Le coperte accompagnano sulla scena gli attori e si trasformano di volta in volta in onde del mare, in rifugi, in scogli (o altre situazioni in cui alcuni interpreti assumono una posizione predominante rispetto ad altri), nella tempesta stessa e perfino in una indelebile citazione dall’opera (“This Island is mine!”, a ricordare al pubblico il momento della rivolta di Calibano, n.d.r.).
Lo spettacolo assume inoltre una doppia valenza metateatrale, nel suo evolversi e sul finale, in quanto gli attori portano avanti l’azione scenica (anche) come se si trovassero in fase di allestimento (grazie all’ausilio di alcuni video), chiamandosi ciascuno con il proprio nome e decidendo di volta in volta quale scena montare.

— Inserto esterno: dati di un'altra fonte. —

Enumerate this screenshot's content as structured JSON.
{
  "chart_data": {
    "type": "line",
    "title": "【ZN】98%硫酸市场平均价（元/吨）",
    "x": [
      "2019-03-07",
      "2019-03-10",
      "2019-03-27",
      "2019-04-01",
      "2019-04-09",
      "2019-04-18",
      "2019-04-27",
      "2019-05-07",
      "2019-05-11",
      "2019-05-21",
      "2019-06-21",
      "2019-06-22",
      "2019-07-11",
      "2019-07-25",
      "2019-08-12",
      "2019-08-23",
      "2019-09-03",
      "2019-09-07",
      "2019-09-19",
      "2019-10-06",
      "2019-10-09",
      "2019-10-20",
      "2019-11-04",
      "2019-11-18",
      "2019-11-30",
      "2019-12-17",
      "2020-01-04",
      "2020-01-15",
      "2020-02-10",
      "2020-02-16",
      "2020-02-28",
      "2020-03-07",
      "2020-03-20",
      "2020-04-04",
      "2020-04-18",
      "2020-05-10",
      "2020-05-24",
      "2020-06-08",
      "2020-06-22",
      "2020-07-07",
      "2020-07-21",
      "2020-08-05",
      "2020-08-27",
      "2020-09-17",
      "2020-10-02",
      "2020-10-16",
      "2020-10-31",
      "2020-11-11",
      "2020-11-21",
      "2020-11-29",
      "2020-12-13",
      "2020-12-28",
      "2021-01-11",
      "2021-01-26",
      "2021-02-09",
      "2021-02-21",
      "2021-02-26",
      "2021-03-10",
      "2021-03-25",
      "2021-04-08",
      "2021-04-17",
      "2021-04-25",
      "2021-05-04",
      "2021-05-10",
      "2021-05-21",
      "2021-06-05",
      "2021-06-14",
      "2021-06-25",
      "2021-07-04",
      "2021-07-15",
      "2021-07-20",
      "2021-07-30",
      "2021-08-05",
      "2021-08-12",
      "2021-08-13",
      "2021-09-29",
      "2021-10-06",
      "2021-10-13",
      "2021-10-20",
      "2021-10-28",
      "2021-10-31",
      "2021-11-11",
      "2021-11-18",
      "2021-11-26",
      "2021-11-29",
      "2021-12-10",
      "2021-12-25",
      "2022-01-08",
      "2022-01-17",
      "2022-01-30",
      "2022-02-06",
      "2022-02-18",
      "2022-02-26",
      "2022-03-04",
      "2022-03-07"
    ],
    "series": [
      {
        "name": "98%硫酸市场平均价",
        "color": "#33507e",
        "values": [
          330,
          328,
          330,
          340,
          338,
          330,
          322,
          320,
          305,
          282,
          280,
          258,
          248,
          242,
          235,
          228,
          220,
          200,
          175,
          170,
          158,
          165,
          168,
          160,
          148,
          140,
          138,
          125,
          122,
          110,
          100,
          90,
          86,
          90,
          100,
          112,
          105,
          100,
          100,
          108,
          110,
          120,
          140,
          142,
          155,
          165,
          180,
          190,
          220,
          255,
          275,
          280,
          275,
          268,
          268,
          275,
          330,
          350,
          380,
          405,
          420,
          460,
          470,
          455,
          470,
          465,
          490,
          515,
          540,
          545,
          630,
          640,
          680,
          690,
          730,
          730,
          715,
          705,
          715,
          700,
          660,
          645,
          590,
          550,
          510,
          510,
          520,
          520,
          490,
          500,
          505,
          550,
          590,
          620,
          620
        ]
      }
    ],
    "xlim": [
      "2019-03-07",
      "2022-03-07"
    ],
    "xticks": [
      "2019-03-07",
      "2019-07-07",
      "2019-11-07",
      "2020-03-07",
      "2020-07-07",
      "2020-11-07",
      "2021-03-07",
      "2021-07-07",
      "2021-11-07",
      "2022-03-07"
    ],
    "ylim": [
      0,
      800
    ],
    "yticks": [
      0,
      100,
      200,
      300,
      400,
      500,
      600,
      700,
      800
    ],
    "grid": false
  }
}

Si recita anche in inglese, ma la comprensione di riflessioni su temi quali la crisi economica, le contestazioni generazionali, il rapporto tra il Nord e il Sud del mondo, viene favorita dalla presenza di sottotitoli (in italiano, inglese e francese) per tutta la durata dello spettacolo.
Coup de théâtre finale nel momento in cui, attraverso il personaggio di Ariel (lo spirito dell’aria) la riflessione sui nuovi poteri contemporanei arriva a compimento e la compagnia propone al pubblico di alzarsi dal proprio posto, prendere una delle coperte e sistemarsi in un qualsiasi punto della scena, proprio a voler sottolineare uno spostamento, un agire anche nel proprio piccolo per cercare di cambiare le cose (o perlomeno prospettiva). Un abbattimento della quarta parete che non ha entusiasmato proprio tutti i presenti in sala, ma che comunque ha sortito un buon effetto sugli applausi finali, questa volta effettivamente a scena aperta. Sono da citare Enrico Casagrande e Daniela Nicolò per l’ideazione, la regia e la drammaturgia di un lavoro complesso, un po’spiazzante, ma riuscito.
Al termine di entrambe le rappresentazioni, tutte le coperte saranno donate al Gruppo Abele di don Ciotti che le utilizzerà per i propri fini istituzionali, ovvero per soccorrere “le persone che chiedono aiuto e che, per i motivi più diversi, si trovano a vivere momenti di difficoltà nel corso della propria esistenza”.